I grew up in Southern California, and for most of my childhood through high school, I was a short, chubby kid with zero sense of style. But in high school, things changed—I found my drive, set goals, and started chasing ambitions. That transformation shaped who I am today and is why I value respect and kindness so deeply.


CONFLICT
I view conflict as a chance for growth and value open, respectful dialogue. I stay calm, welcome feedback, and strive to learn from misunderstandings. I’m looking for a partner who’s equally committed to working through challenges with patience and understanding. So if you disagree or don't like something, just tell me...it doesn't need to be uncomfortable or awkward, just tell me... no biggie.


TRUTH

By now, you probably know that not everything online tells the full truth. Every one of us—especially those who’ve stood firm, made hard choices, or even just been misunderstood—has had someone upset with us all at some point. Sometimes that turns into words on a screen. So if you come across anything negative, please take it with perspective--it may or may not even be factual.  Or it might be from a skewed perspective.  And, I’d rather you get to know me for who I am today, not through the lens of someone else's anger. Feel free to ask me about anything you come across.

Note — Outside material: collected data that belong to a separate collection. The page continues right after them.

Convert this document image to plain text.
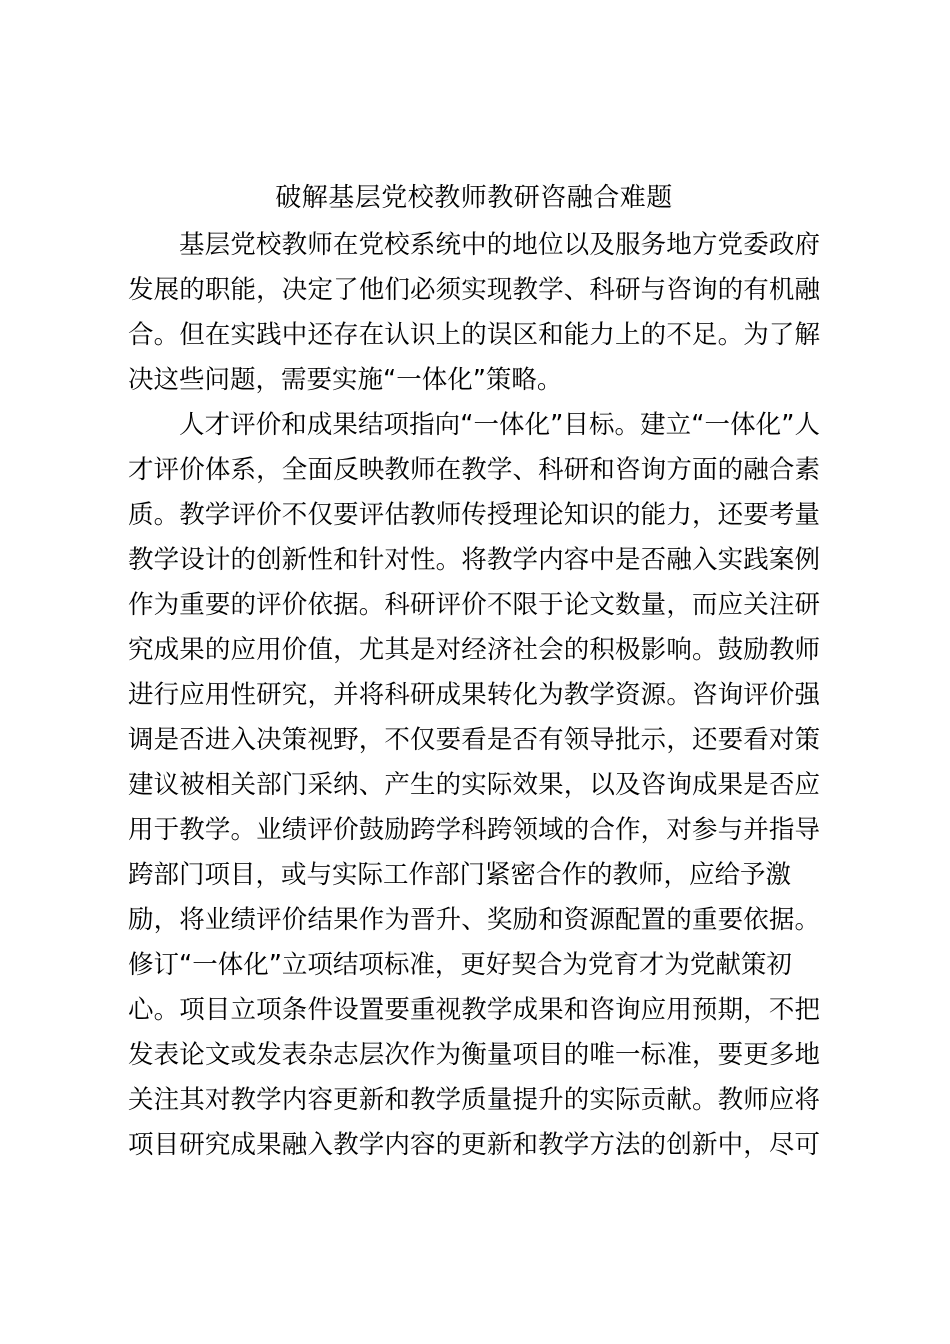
破解基层党校教师教研咨融合难题
基层党校教师在党校系统中的地位以及服务地方党委政府
发展的职能，决定了他们必须实现教学、科研与咨询的有机融
合。但在实践中还存在认识上的误区和能力上的不足。为了解
决这些问题，需要实施“一体化”策略。
人才评价和成果结项指向“一体化”目标。建立“一体化”人
才评价体系，全面反映教师在教学、科研和咨询方面的融合素
质。教学评价不仅要评估教师传授理论知识的能力，还要考量
教学设计的创新性和针对性。将教学内容中是否融入实践案例
作为重要的评价依据。科研评价不限于论文数量，而应关注研
究成果的应用价值，尤其是对经济社会的积极影响。鼓励教师
进行应用性研究，并将科研成果转化为教学资源。咨询评价强
调是否进入决策视野，不仅要看是否有领导批示，还要看对策
建议被相关部门采纳、产生的实际效果，以及咨询成果是否应
用于教学。业绩评价鼓励跨学科跨领域的合作，对参与并指导
跨部门项目，或与实际工作部门紧密合作的教师，应给予激
励，将业绩评价结果作为晋升、奖励和资源配置的重要依据。
修订“一体化”立项结项标准，更好契合为党育才为党献策初
心。项目立项条件设置要重视教学成果和咨询应用预期，不把
发表论文或发表杂志层次作为衡量项目的唯一标准，要更多地
关注其对教学内容更新和教学质量提升的实际贡献。教师应将
项目研究成果融入教学内容的更新和教学方法的创新中，尽可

A friend of mine had been seeing someone who ghosted him out of no where.  Weeks later she randomly checked in.  She’d seen something online about him and assumed the worst—never asked him about it, just disappeared. Well, turns out, it wasn’t even true. However, by the time she circled back, the connection they had was already gone. 


Misunderstandings are easy when you don’t ask. So if you’re curious or concerned—just ask me. That’s all I ever expect: fairness, not perfection.


HYPOTHETICAL SCENARIOS


Conflict: 

When I’m upset, I address it calmly and respectfully, giving the benefit of the doubt. I believe conflict, handled with kindness and patience, can lead to deeper understanding and a stronger connection.  It might all even be based on a misunderstanding or miscommunication--- in my experience most problems are.


A weekend together:

Our ideal rhythm: start the day making breakfast and supporting each other’s workouts, then spend time with friends or go on fun adventures together. Lunch is light and mindful. Evenings are cozy—TV, reading, or going out. We share cooking and cleaning, enjoy social events or host gatherings, and work side by side during the day when home.


FINAL NOTE

 

Dating can feel overwhelming and challenging, but it’s also an opportunity for growth and connection. This platform has been a valuable tool for both discovering meaningful introductions and identifying where there may not be alignment—whether it’s with individuals who might be emotionally unavailable, overly negative, or not in a place to foster a positive connection.  


Whether you choose to build something with me or walk away—that choice is now yours, to grow from or regret.


If you’ve made it this far, thank you for taking the time to learn a bit about me. I welcome the opportunity to add more dimension and depth to what’s written here and explore whether we have chemistry.